Former eBay CEO Whitman’s once-gigantic lead in the race has shrunk. The TPM Poll Average shows Whitman leading Republican opponent Steve Poizner 44.0% to 26.6% in the state’s June 8 primary, but that is down from mid-March when she led Poizner 59.2% to 14.7%. As we reported yesterday, part of Whitman’s problem is the drubbing she’s taken over her ties to Goldman Sachs.

And she’s not exactly getting good ink these days.

In an editorial published Sunday, for instance, the San Francisco Chronicle condemned Whitman’s handling of the press:

Whitman has rationed her access to journalists to a degree not seen in modern California history. She has allowed interviews with only selected reporters, and has declined endorsement interviews with many newspapers — including the Chronicle.

Whitman’s campaign was no more generous to TPM, declining to respond to repeated calls and e-mails over the last two weeks. And it’s not just us…

In March, Whitman attracted attention for inviting the press to a meeting with Oakland railroad workers — and then refusing to answer any questions. According to the Chronicle, however, after shunning the press corps, Whitman did sit down with conservative columnist Debra J. Saunders for a 30-minute, one-on-one interview.

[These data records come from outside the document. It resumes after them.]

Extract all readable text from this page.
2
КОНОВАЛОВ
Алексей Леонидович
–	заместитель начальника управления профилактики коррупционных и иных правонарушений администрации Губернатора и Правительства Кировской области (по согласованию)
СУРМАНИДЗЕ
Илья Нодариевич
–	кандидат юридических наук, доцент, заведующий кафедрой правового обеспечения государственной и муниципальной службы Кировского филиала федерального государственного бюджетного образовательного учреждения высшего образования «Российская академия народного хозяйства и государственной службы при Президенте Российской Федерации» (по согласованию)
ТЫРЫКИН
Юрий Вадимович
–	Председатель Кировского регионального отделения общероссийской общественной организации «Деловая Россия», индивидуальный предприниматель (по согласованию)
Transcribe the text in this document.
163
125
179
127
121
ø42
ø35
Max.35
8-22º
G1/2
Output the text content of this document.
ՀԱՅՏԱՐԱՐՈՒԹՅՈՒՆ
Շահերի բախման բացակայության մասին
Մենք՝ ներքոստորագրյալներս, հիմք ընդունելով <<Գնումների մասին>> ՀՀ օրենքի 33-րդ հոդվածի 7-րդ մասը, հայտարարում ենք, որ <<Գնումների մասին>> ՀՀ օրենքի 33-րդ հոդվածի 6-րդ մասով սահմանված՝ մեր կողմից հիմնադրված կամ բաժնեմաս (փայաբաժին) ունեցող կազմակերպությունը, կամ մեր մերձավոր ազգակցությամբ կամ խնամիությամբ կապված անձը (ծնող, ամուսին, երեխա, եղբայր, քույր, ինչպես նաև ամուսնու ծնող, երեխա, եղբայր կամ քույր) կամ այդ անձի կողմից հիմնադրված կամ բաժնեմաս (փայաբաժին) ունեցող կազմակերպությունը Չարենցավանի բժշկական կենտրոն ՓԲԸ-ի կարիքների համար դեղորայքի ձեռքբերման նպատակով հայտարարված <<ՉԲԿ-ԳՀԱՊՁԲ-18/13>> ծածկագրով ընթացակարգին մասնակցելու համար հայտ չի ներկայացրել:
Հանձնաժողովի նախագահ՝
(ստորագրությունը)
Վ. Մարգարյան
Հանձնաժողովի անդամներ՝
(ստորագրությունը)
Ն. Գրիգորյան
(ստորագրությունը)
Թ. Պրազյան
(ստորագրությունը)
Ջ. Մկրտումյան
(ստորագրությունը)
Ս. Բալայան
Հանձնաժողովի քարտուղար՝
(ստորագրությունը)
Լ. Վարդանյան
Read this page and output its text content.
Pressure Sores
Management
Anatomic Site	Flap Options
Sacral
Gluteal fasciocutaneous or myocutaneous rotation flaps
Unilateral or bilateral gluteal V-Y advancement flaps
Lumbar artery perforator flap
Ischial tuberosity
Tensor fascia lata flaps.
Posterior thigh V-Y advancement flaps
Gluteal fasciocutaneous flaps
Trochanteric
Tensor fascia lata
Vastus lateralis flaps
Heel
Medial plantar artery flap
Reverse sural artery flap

In another instance cameras caught Whitman stopping to answer a question, only to hurry away when pressed by reporters.

And, while taping a 30-minute town hall-style infomercial, someone leaked footage showing Whitman urging a staged audience to applaud for her: “You are an integral part of this. Lots of cheering would be good.”

Instead of working with the press, Whitman has built a lavish independent media infrastructure that is part press center, part message mill. There’s her website, which has the words “Meg News Channel” emblazoned at the top and reads like a news blog. Then there’s the 48-page glossy magazine that her campaign sent out to 500,000 Republican families. Not to mention a battery of television ads promoting Whitman’s business credentials.

One of Whitman’s more innovative strategies is a “video-on-demand” ad that allows viewers to use their remote control to sign up to volunteer for the campaign — or even buy a bumper sticker.

Mark Crispin Miller, professor of media, culture, and communication at New York University, says Whitman’s media strategy is nothing new.

“This kind of thing goes way back — at least to Nixon, who, as presidential candidate in 1968, used staged events to talk around the press,” Crispin Miller told TPM in an e-mail. “People are inured to [this sort of thing], so manipulative moves, and overall unresponsiveness, will probably not in themselves create a special problem for Meg Whitman.”

He went on to say that it “could be a problem if some adversary finds a pithy way to make an issue of it, and the press piles on.”